Since I was, as I’d repeatedly reminded my previous round of nurses, “a goddamned adult who can pee when he wants,” this seemed like a pretty easy hurdle to clear. What I didn’t realize is that it entailed me having to very publicly piss into a plastic jug about the size of a half-gallon of milk. What I also didn’t realize is that I was extremely in no condition whatsoever to actually make anything happen. Fortunately, I was still riding a decent enough buzz from the sedatives to not really care about the first thing, and to have the stoned hubris to barrel through the second. It took a little while, but I was eventually able to shuffle down the hallway toward the nurses’ station, waving a jug of my own urine, while my open hospital gown flapped behind me, giving anyone else in the ward an unobstructed view of my full and complete ass.
As I’d previously announced, it was “not dignified.” It was, however, enough to get me the green light to finally go home. When I did, I immediately hit the pillow as soon as I’d reassured my two anxious sons that I was just fine, but please don’t hug me too hard because your heads are just high enough to hit me right where it hurts. The next time I opened my eyes, it was 18 hours later, and I was sore as fuck. Pretty hungry, too.
Which brings us to today. Incredibly, my heart rate remains good. I’m still a little sore, and my upper thigh is covered with sickly green and deep purple bruises. Still, I feel surprisingly…okay! I might have to do it all over again if, for some unforeseen reason, whatever fucked-up circuit started my heart a-flutter in the first place decides to act up once more. I don’t relish the possibility, but I’ve done it once, I can do it again. It’s not pleasant. It’s not dignified. But it’s fine.
So, that’s my heart. Now you know. Hopefully, if I have to do this all over again, I’ll win the battle about how good I am at peeing. Dare to dream.
("Anatomy of the lungs and heart" by liverpoolhls is licensed under CC BY-SA 2.0)
I had surgery two weeks ago for an obstruction between my kidney and bladder. It went very well and they apparently removed the catheter while I was still under. They asked me to piss before I could leave and COULD NOT MAKE IT HAPPEN. Eventually, after much straining and a BURNING desire to go home, I managed a bit of dark urine. They said I'd have to go again before I could be released. No dice.
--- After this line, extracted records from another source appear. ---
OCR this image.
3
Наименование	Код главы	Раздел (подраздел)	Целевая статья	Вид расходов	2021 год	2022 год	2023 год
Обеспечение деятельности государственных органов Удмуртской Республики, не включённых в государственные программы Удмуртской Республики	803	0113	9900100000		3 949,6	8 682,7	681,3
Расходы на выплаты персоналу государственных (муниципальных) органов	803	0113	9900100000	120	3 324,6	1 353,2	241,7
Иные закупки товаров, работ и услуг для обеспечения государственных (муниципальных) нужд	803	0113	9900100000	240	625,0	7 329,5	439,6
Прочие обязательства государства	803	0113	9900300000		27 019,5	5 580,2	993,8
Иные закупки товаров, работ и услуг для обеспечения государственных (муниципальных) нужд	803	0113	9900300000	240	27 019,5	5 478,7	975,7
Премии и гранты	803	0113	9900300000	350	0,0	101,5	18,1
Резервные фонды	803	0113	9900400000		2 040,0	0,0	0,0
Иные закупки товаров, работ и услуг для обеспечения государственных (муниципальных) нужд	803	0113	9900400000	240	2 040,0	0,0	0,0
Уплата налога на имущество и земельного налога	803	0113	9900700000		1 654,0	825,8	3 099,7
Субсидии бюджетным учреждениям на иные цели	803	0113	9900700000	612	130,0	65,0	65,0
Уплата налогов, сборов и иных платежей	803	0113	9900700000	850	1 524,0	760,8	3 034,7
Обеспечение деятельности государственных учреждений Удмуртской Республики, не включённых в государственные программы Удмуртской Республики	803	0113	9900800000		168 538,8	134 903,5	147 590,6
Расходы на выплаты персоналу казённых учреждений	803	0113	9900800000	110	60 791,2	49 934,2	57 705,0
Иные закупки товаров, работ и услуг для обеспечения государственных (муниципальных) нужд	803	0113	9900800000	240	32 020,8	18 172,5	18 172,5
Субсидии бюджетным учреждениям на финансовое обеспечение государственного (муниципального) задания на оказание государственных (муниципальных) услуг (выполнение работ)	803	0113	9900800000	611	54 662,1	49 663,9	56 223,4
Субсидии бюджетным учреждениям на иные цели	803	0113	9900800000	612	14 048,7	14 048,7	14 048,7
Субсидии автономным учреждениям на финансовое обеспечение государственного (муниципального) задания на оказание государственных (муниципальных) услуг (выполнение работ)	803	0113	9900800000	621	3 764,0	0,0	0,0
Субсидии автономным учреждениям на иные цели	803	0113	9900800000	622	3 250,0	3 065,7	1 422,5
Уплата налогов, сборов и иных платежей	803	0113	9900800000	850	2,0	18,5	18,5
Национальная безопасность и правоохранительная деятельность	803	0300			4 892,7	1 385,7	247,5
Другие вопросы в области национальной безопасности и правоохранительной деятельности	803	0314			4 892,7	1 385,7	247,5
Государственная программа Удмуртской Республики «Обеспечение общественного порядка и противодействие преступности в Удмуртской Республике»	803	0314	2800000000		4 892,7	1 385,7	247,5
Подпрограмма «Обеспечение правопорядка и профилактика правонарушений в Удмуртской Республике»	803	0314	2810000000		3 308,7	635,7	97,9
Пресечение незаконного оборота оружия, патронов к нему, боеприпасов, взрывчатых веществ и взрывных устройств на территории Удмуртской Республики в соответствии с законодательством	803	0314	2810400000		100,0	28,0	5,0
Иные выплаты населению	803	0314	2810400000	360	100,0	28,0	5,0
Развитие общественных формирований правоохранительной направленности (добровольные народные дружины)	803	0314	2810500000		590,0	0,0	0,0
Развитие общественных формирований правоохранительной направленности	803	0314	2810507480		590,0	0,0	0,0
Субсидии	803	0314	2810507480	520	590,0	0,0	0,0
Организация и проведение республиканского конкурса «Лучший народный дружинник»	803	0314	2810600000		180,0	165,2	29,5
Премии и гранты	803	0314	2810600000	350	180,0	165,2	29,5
Eventually the doctor gave me an ultimatum....I could have a catheter inserted and go home immediately or I could stay overnight with no catheter.
Gentle reader...as the doctor brought over the catheter packaging I started thinking of sounding videos and other weird dick play I've seen in porn videos and thought "well, if some people do it for pleasure how bad can it be?"
Even in the haze of my narcotics it was unpleasant. Think of what a catheter insertion is like and multiply that by 1000.
It stayed in for two days and the day of removal I was terrified. It took three seconds at the doctor's office and wasn't bad at all.
after three-four years of thinking she was having anxiety attacks my wife was *finally* correctly diagnosed with afib and had an ablation that was successful. While she's had just a couple of relapse episodes in the course of 5 years some of which were terrifying and some of which were terrifying but hilarious, it mostly took. Her cardiologist says that these ablations don't last forever, but that each successive one lasts a longer time. Best wishes for long, uninterrupted periods of normal heartbeats and regular everyday hassles.